I'm also rather fond of the saying (not sure where it came from) - "Show me a good loser & I'll show you a loser"
Posted on: 29 September 2008 by dn1
Sam Goldwyn, the Hollywood director, was famous both for his partial grasp of the English language, and his high self-esteem:

"You think my bad English means I know fuck nothing. You're wrong - I know fuck all!"
Posted on: 29 September 2008 by djftw
Churchill has some corkers.

"He has all of the virtues I dislike and none of the vices I admire."

"I am prepared to meet my Maker. Whether my Maker is prepared for the great ordeal of meeting me is another matter."

"I have taken more out of alcohol than alcohol has taken out of me"

And a personal favourate...

"You can always count on Americans to do the right thing - after they've tried everything else."
Posted on: 29 September 2008 by JRHardee
Also from Groucho:

"Time flies like an arrow.

Fruit flies like a banana."
Posted on: 29 September 2008 by u5227470736789524
Curly (of the Three Stooges) "All for one and one for all, and everyman for himself"
Posted on: 29 September 2008 by Blueknowz
Another from Churchill after Bessie Braddock accused him of being drunk.
" And you Madam are ugly ,but I will be sober in the morning!"
Posted on: 29 September 2008 by naim_nymph
"Hey listen. Don't you think you're bounding over your steps ?"

(Stan Laurel tells the policeman he's overstepping his bounds).
Posted on: 29 September 2008 by Guido Fawkes
God gave us life, but he also gave us Tony Blair - Nigel Blackwell.
Posted on: 29 September 2008 by bazz
A couple from the HR files.

This person sets low standards and consistently fails to achieve them.

It is impossible to believe that this person beat one million other sperm to the egg.
Posted on: 29 September 2008 by kuma
my favourites, by far, are by Mark Twain.

"Honesty is the best policy - when there is money in it."

"Often it does seem a pity that Noah and his party did not miss the boat."

"If you pick up a starving dog and make him prosperous, he will not bite you. This is the principal difference between a dog and a man."

"In the first place, God made idiots. That was for practice. Then he made school boards."

"Just the omission of Jane Austen's books alone would make a fairly good library out of a library that hadn't a book in it."

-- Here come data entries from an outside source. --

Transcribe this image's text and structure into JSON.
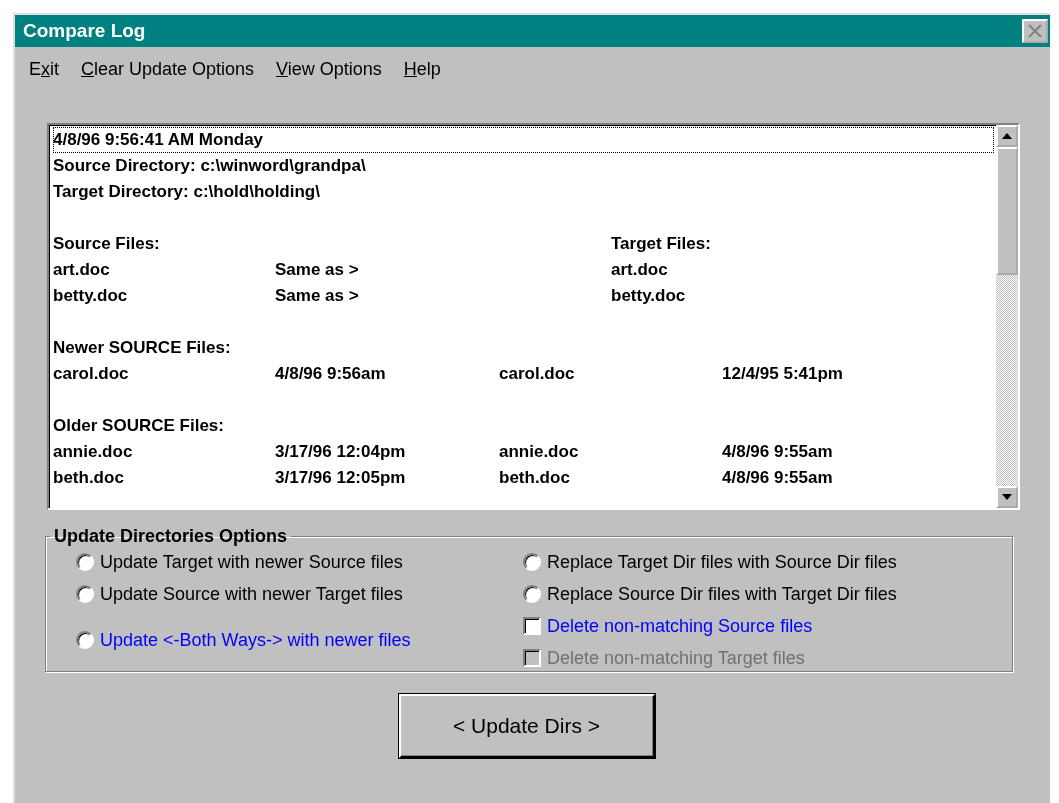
{
  "window": {
    "title": "Compare Log"
  },
  "menu": [
    {
      "before": "E",
      "accelerator": "x",
      "after": "it"
    },
    {
      "accelerator": "C",
      "after": "lear Update Options"
    },
    {
      "accelerator": "V",
      "after": "iew Options"
    },
    {
      "accelerator": "H",
      "after": "elp"
    }
  ],
  "log": [
    {
      "kind": "text",
      "text": "4/8/96 9:56:41 AM Monday",
      "selected": true
    },
    {
      "kind": "text",
      "text": "Source Directory: c:\\winword\\grandpa\\",
      "selected": false
    },
    {
      "kind": "text",
      "text": "Target Directory: c:\\hold\\holding\\",
      "selected": false
    },
    {
      "kind": "blank",
      "selected": false
    },
    {
      "kind": "pair_header",
      "source": "Source Files:",
      "target": "Target Files:",
      "selected": false
    },
    {
      "kind": "same",
      "source": "art.doc",
      "relation": "Same as >",
      "target": "art.doc",
      "selected": false
    },
    {
      "kind": "same",
      "source": "betty.doc",
      "relation": "Same as >",
      "target": "betty.doc",
      "selected": false
    },
    {
      "kind": "blank",
      "selected": false
    },
    {
      "kind": "text",
      "text": "Newer SOURCE Files:",
      "selected": false
    },
    {
      "kind": "dated",
      "source": "carol.doc",
      "source_date": "4/8/96 9:56am",
      "target": "carol.doc",
      "target_date": "12/4/95 5:41pm",
      "selected": false
    },
    {
      "kind": "blank",
      "selected": false
    },
    {
      "kind": "text",
      "text": "Older SOURCE Files:",
      "selected": false
    },
    {
      "kind": "dated",
      "source": "annie.doc",
      "source_date": "3/17/96 12:04pm",
      "target": "annie.doc",
      "target_date": "4/8/96 9:55am",
      "selected": false
    },
    {
      "kind": "dated",
      "source": "beth.doc",
      "source_date": "3/17/96 12:05pm",
      "target": "beth.doc",
      "target_date": "4/8/96 9:55am",
      "selected": false
    }
  ],
  "options_group": {
    "title": "Update Directories Options",
    "left": [
      {
        "kind": "radio",
        "label": "Update Target with newer Source files",
        "selected": false,
        "disabled": false,
        "color": "#000000"
      },
      {
        "kind": "radio",
        "label": "Update Source with newer Target files",
        "selected": false,
        "disabled": false,
        "color": "#000000"
      },
      {
        "kind": "radio",
        "label": "Update <-Both Ways-> with newer files",
        "selected": false,
        "disabled": false,
        "color": "#0000ff"
      }
    ],
    "right": [
      {
        "kind": "radio",
        "label": "Replace Target Dir files with Source Dir files",
        "selected": false,
        "disabled": false,
        "color": "#000000"
      },
      {
        "kind": "radio",
        "label": "Replace Source Dir files with Target Dir files",
        "selected": false,
        "disabled": false,
        "color": "#000000"
      },
      {
        "kind": "checkbox",
        "label": "Delete non-matching Source files",
        "checked": false,
        "disabled": false,
        "color": "#0000ff"
      },
      {
        "kind": "checkbox",
        "label": "Delete non-matching Target files",
        "checked": false,
        "disabled": true
      }
    ]
  },
  "action_button": {
    "label": "< Update Dirs >"
  }
}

"Never put off until tomorrow what you can do the day after tomorrow."
Posted on: 30 September 2008 by u5227470736789524
another Twain goes something like:

"Anyone who has had a bull by the tail knows a thing or two more than a person who hasn't"
Posted on: 30 September 2008 by David McN
Bertrand Russell 'Most people would die rather than think - and frequently they do.'
Posted on: 30 September 2008 by dn1
Henry Ford: "Whether you think you can do something, or whether you think you can't - you're probably right."